Le Pen wies auf das „Ausmaß der Sorge hin, mit der wir angesichts der zunehmenden Verschlechterung der Lage in unserem Land konfrontiert sind“. Sie fügte hinzu, ihre Sorge „erfordert in einer Demokratie die Suche nach einer politischen Lösung, die von einem Projekt zum Wandel konkretisiert wird, das von den Franzosen in einer Wahl bestätigt werden muss. Das ist der Inhalt meines Wahlkampfs und meiner Kandidatur als Präsidentin der Republik mit dem Ziel einer Regierung der nationalen Einheit.“

Ihre Entscheidung, die Pläne der Generäle für einen tausendfachen Massenmord zu begrüßen, indem sie einen plumpen Versuch unternimmt, ihnen eine Lektion in „Demokratie“ zu erteilen, bestätigt die Tatsache, dass eine „Regierung der nationalen Einheit“ unter Le Pen gewalttätig, reaktionär und blutrünstig wäre. Die derzeitige Regierung, die faschistische Gesetze verabschiedet und deren Corona-Politik zu mehr als 100.000 Toten geführt hat, ist jedoch keine demokratische Alternative zu Le Pen.
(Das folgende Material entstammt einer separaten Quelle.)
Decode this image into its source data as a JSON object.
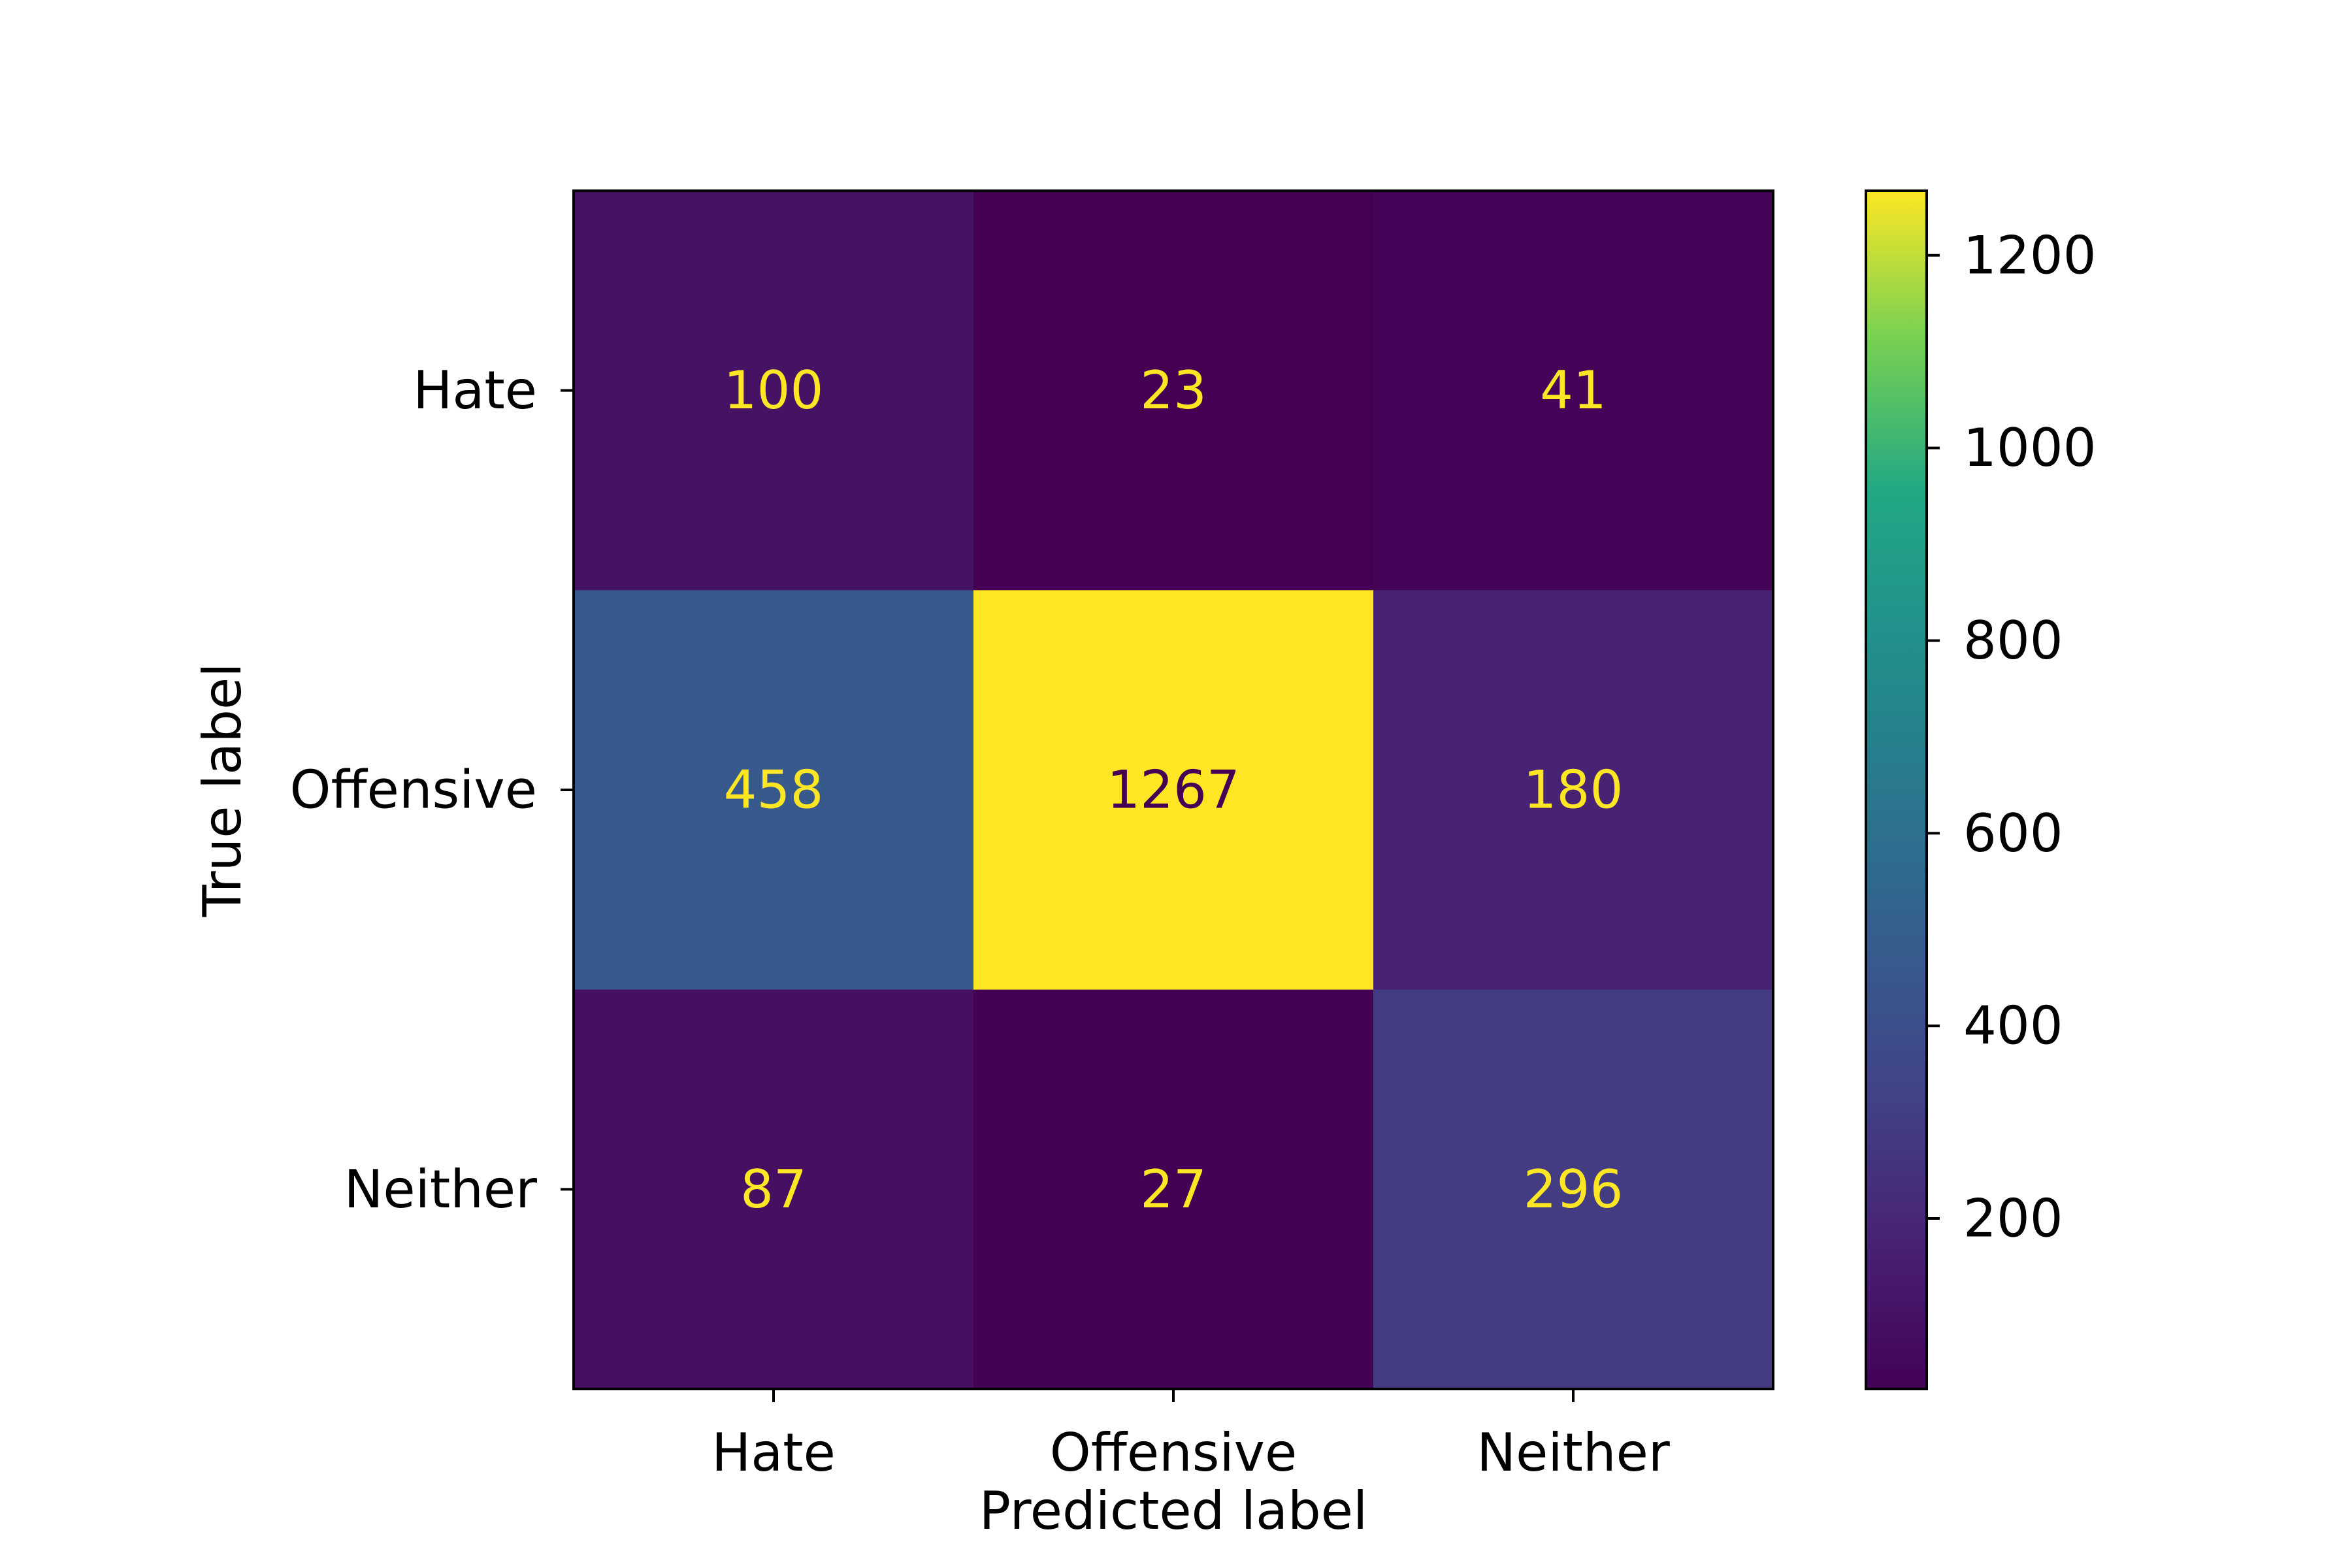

Verteidigungsministerin Florence Parly versuchte am Dienstagabend, auf Twitter die ganze Angelegenheit herunterzuspielen: „Der verantwortungslose Aufruf, der in Valeurs Actuelles veröffentlicht wurde, trägt nur die Unterschriften von ehemaligen Militärs, die keine Funktionen mehr in unserem Militär ausüben und nur sich selbst repräsentieren.“

Parly inszenierte sich obendrein als verantwortungsbewusstere Militaristin als Le Pen: „Madame Le Pens Worte sind Ausdruck eines ernsthaften Missverständnisses hinsichtlich der Institution Militär. Das ist bedenklich für jemanden, die Oberbefehlshaberin der Streitkräfte werden will. ... Die Politisierung der Streitkräfte, die Madame Le Pen vorschlägt, würde unser Militär und damit Frankreich schwächen.“

Die Regierung verfolgt eine Durchseuchungspolitik und eine Anti-Islam-Kampagne und schürt damit faschistische Tendenzen im Militär. Dies bestätigt die Warnungen der Parti de l’égalité socialiste während der Wahl 2017: Macron ist keine Alternative zu Le Pen. Die PES hatte zu einem aktiven Boykott des zweiten Wahlgangs und zum Aufbau einer unabhängigen Bewegung in der Arbeiterklasse gegen den Sieger aufgerufen. Die Pandemie verdeutlicht, dass eine solche Bewegung im Weltmaßstab notwendig ist, um gegen Diktatur und die Herdenimmunitätspolitik der herrschenden Klasse zu kämpfen.